1.0リッターの3気筒エンジンは、やはり始動時にブルブルという振動を感じさせる。ただし、街乗りなどの低~中速域では、1.0リッターと1.5リッターのパワーの差は、それほど感じることはなかった。1.0リッターでも十分なのだ。ただし、高速道路を走ると当然、1.5リッターに軍配が上がる。
さらに速度が上がると、また別のゴルフ8の魅力が見えてきた。非常に安定しており、安心感が高い。もちろん愚鈍ではなく、思いのままに車線変更も行えるし、そこで姿勢が乱れることもない。さらに空力がCd値0.275と優れているので、風切り音も小さい。
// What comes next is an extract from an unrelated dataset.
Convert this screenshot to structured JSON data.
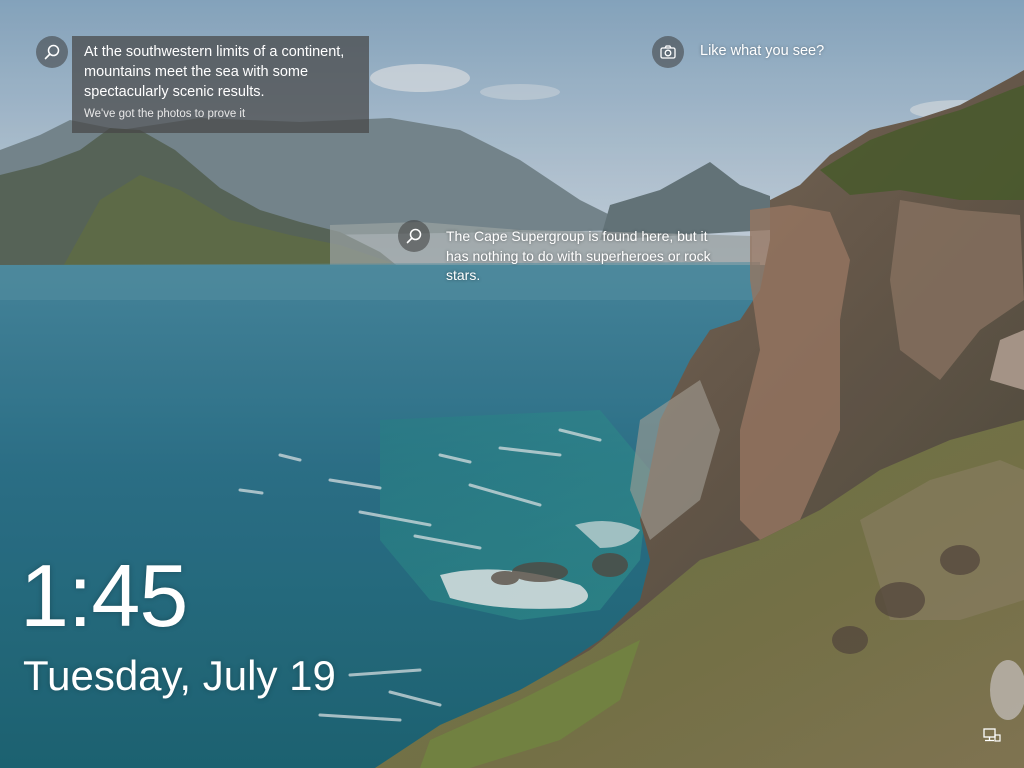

こうした高速走行こそ、ドイツ車、そしてゴルフの最も得意なシーンだろう。高速道路の走りは「さすが!」と思わせるレベルの高さであった。
飛び道具はなくとも磨きこまれた魅力を認識
ゴルフ8で目新しく導入されたのは、デジタルコクピットや48Vマイルドハイブリッドが主となる。しかし、こうした技術はそれほど新しいものではないし、中身となるプラットフォームやエンジンは旧来のものを継続利用している。そういう意味では、たしかに目玉となるような飛び道具的な技術やアイテムはない。
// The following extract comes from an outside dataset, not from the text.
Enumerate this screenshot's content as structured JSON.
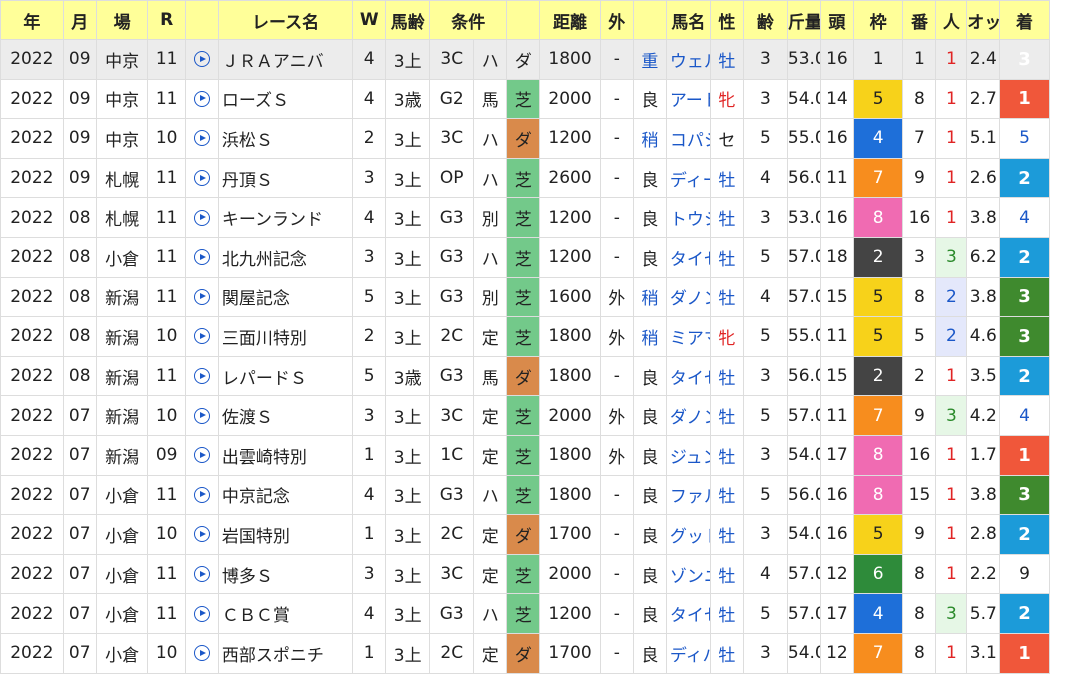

しかし、走らせてみればゴルフ8の走りは一級品であった。デジタルコクピットも新しさだけではなく、「使いやすい」という印象だ。つまり、ゴルフ8は外連味のない、磨きこまれた良い製品であったといえる。
新型モデルについ新しい技術や機能を求めてしまうのは、メディアならではの習性だろう。しかし、最も重要なことは、良い製品であることだ。そうした原点を外さないのもゴルフの伝統だろう。オーソドックスかもしれないが、良いクルマ。だからこそ、2020年のヨーロッパ市場で、ゴルフ8はベストセラーカーになっている。
ただし、6~8年後に登場するであろう次の世代、ゴルフ9はどうなるだろうか。電動化の果てにEVの「ID.3」にとって代わられてしまう可能性もある。
逆にエンジン搭載のハイブリッドのまま、命脈を保てているかもしれない。
どちらになるのかはマーケットが決めるもの。次世代ゴルフをEVにしたいのであれば、ピュアなEVであるID.3を待てばいい。内燃機関にこだわりのある人は、伝統のスポーツモデルである「GTI」を買うのがいいだろう。次世代のゴルフの姿を決めるのはユーザーであり、その投票券は新車購入であるからだ。